Reduce test flakiness for telemetry request spec #3962

p-datadog · 2024-09-30T17:26:28Z

What does this PR do?

This PR inserts a brief wait (up to 0.25 seconds) for telemetry request spec to avoid the code under test and the test code happening in different whole seconds, which would then fail a test assertion.

Motivation:

Repair the following observed CI failure:


  1) Datadog::Core::Telemetry::Request.build_payload is expected to eq {:api_version=>"v2", :application=>{:env=>"env", :language_name=>"ruby", :language_version=>"2.5.9", ...e_id=>"40935bf2-7e96-4797-af75-b687b45ad719", :seq_id=>#<Double "seq_id">, :tracer_time=>1727716350}
     Failure/Error:
       is_expected.to eq(
         api_version: api_version,
         application: application,
         debug: debug,
         host: host,
         payload: payload,
         request_type: request_type,
         runtime_id: runtime_id,
         seq_id: seq_id,
         tracer_time: tracer_time,

       expected: {:api_version=>"v2", :application=>{:env=>"env", :language_name=>"ruby", :language_version=>"2.5.9", ...e_id=>"40935bf2-7e96-4797-af75-b687b45ad719", :seq_id=>#<Double "seq_id">, :tracer_time=>1727716350}
            got: {:api_version=>"v2", :application=>{:env=>"env", :language_name=>"ruby", :language_version=>"2.5.9", ...e_id=>"40935bf2-7e96-4797-af75-b687b45ad719", :seq_id=>#<Double "seq_id">, :tracer_time=>1727716349}

       (compared using ==)

       Diff:
       @@ -6,5 +6,5 @@
        :request_type => #<Double "request_type">,
        :runtime_id => "40935bf2-7e96-4797-af75-b687b45ad719",
        :seq_id => #<Double "seq_id">,
       -:tracer_time => 1727716350,
       +:tracer_time => 1727716349,
     # ./spec/datadog/core/telemetry/request_spec.rb:65:in `block (3 levels) in <top (required)>'
     # ./spec/spec_helper.rb:231:in `block (2 levels) in <top (required)>'
     # ./spec/spec_helper.rb:116:in `block (2 levels) in <top (required)>'

Additional Notes:

How to test the change?

On my machine the failure can be reliably reproduced by changing the sleep into

    sleep 0 until Time.now.usec > 995700

The required time is the approximate time of the second test's execution subtracted from 1,000,000.

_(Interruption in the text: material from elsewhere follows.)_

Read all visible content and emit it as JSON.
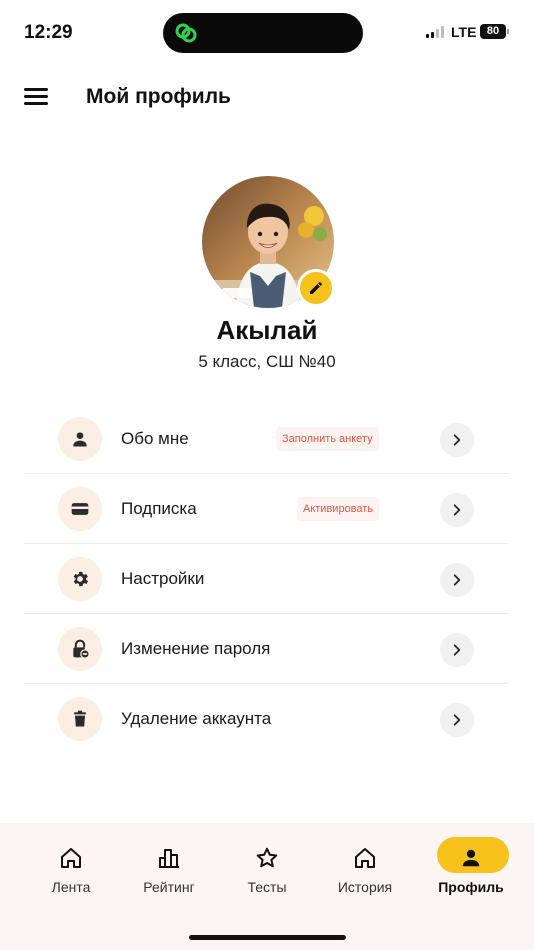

Unsure? Have a question? Request a review!

codecov-commenter · 2024-09-30T17:39:42Z

Codecov Report

All modified and coverable lines are covered by tests ✅

Project coverage is 97.86%. Comparing base (74363cc) to head (8427d6f).
Report is 2 commits behind head on master.

Additional details and impacted files

@@           Coverage Diff           @@
##           master    #3962   +/-   ##
=======================================
  Coverage   97.85%   97.86%           
=======================================
  Files        1305     1305           
  Lines       78224    78222    -2     
  Branches     3887     3887           
=======================================
+ Hits        76549    76553    +4     
+ Misses       1675     1669    -6

Flag	Coverage Δ
	`97.86% <100.00%> (+<0.01%)`	⬆️

Flags with carried forward coverage won't be shown. Click here to find out more.

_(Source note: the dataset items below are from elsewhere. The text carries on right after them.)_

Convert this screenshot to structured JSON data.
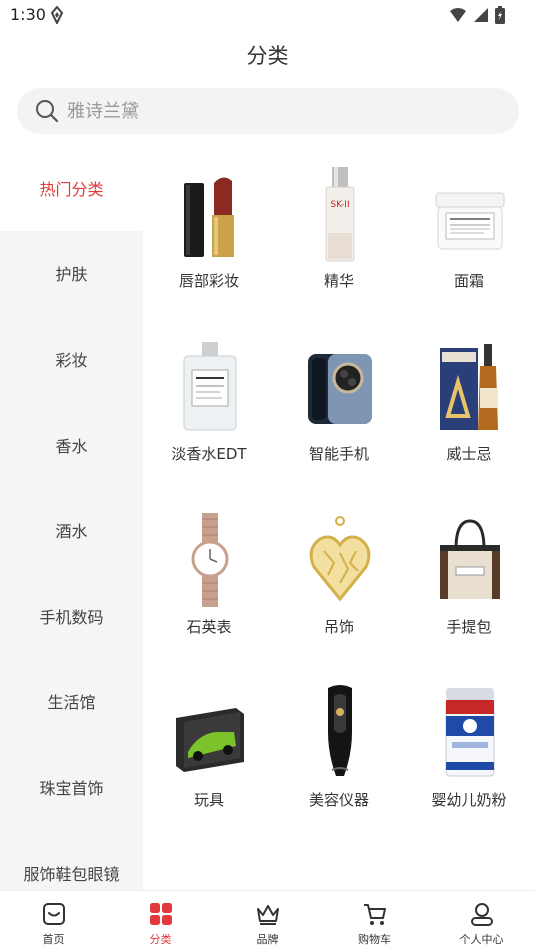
{
  "status_bar": {
    "time": "1:30"
  },
  "header": {
    "title": "分类"
  },
  "search": {
    "placeholder": "雅诗兰黛"
  },
  "sidebar": {
    "items": [
      {
        "label": "热门分类",
        "active": true
      },
      {
        "label": "护肤"
      },
      {
        "label": "彩妆"
      },
      {
        "label": "香水"
      },
      {
        "label": "酒水"
      },
      {
        "label": "手机数码"
      },
      {
        "label": "生活馆"
      },
      {
        "label": "珠宝首饰"
      },
      {
        "label": "服饰鞋包眼镜"
      }
    ]
  },
  "products": [
    {
      "label": "唇部彩妆",
      "icon": "lipstick-icon"
    },
    {
      "label": "精华",
      "icon": "serum-bottle-icon"
    },
    {
      "label": "面霜",
      "icon": "cream-jar-icon"
    },
    {
      "label": "淡香水EDT",
      "icon": "perfume-bottle-icon"
    },
    {
      "label": "智能手机",
      "icon": "smartphone-icon"
    },
    {
      "label": "威士忌",
      "icon": "whisky-bottle-icon"
    },
    {
      "label": "石英表",
      "icon": "wristwatch-icon"
    },
    {
      "label": "吊饰",
      "icon": "heart-pendant-icon"
    },
    {
      "label": "手提包",
      "icon": "tote-bag-icon"
    },
    {
      "label": "玩具",
      "icon": "toy-car-box-icon"
    },
    {
      "label": "美容仪器",
      "icon": "beauty-device-icon"
    },
    {
      "label": "婴幼儿奶粉",
      "icon": "milk-powder-can-icon"
    }
  ],
  "tab_bar": {
    "tabs": [
      {
        "label": "首页",
        "icon": "home-icon"
      },
      {
        "label": "分类",
        "icon": "category-grid-icon",
        "active": true
      },
      {
        "label": "品牌",
        "icon": "crown-icon"
      },
      {
        "label": "购物车",
        "icon": "cart-icon"
      },
      {
        "label": "个人中心",
        "icon": "user-icon"
      }
    ]
  },
  "colors": {
    "accent": "#e4393c",
    "sidebar_bg": "#f5f5f5",
    "search_bg": "#f3f3f3"
  }
}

☔ View full report in Codecov by Sentry.
📢 Have feedback on the report? Share it here.

pr-commenter · 2024-09-30T18:02:21Z

Benchmarks

Benchmark execution time: 2024-09-30 18:02:10

Comparing candidate commit 8427d6f in PR branch reduce-test-flakiness with baseline commit 69ac3b8 in branch master.

Found 0 performance improvements and 0 performance regressions! Performance is the same for 23 metrics, 2 unstable metrics.

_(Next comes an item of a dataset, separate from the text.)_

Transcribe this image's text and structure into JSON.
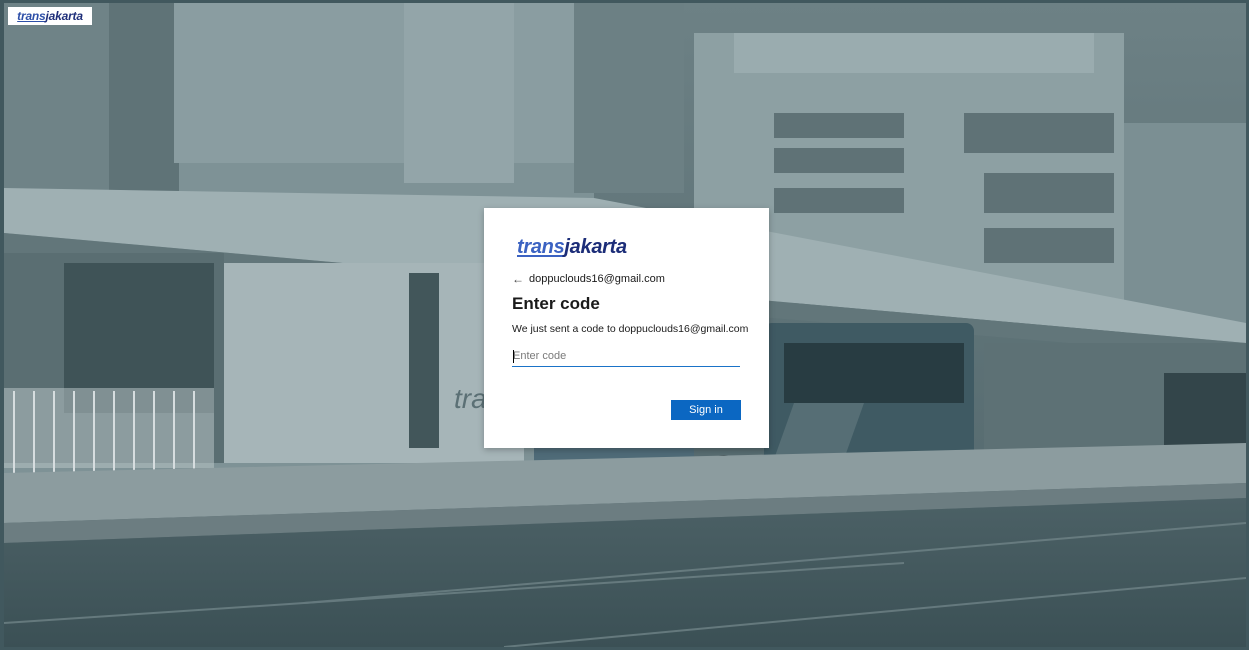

ivoanjo · 2024-10-01T07:47:08Z

spec/datadog/core/telemetry/request_spec.rb

+  before do
+    # The tests here assert on time equality after rounding to a second;
+    # these assertions will fail if the code executes just before
+    # a second boundary and the assertions run just after the second boundary.
+    # Align the runs closer to the beginning of a second to reduce flakiness.
+    sleep 0 until Time.now.usec < 750000
+  end


In the profiler tests I have a few similar situations where I don't know exactly the expected timestamp.

My suggestion here, rather than the sleep/loop (which doesn't exactly guarantee the timings we need -- just makes it more likely to happen) would be to do something like:

let!(:before_time) { Time.now.to_i } # ... it do is_expected.to eq( api_version: api_version, application: application, debug: debug, host: host, payload: payload, request_type: request_type, runtime_id: runtime_id, seq_id: seq_id, tracer_time: be_between(before_time, Time.now.to_i), ) end

This way we validate the timestamp is correct without the loop or any flakiness.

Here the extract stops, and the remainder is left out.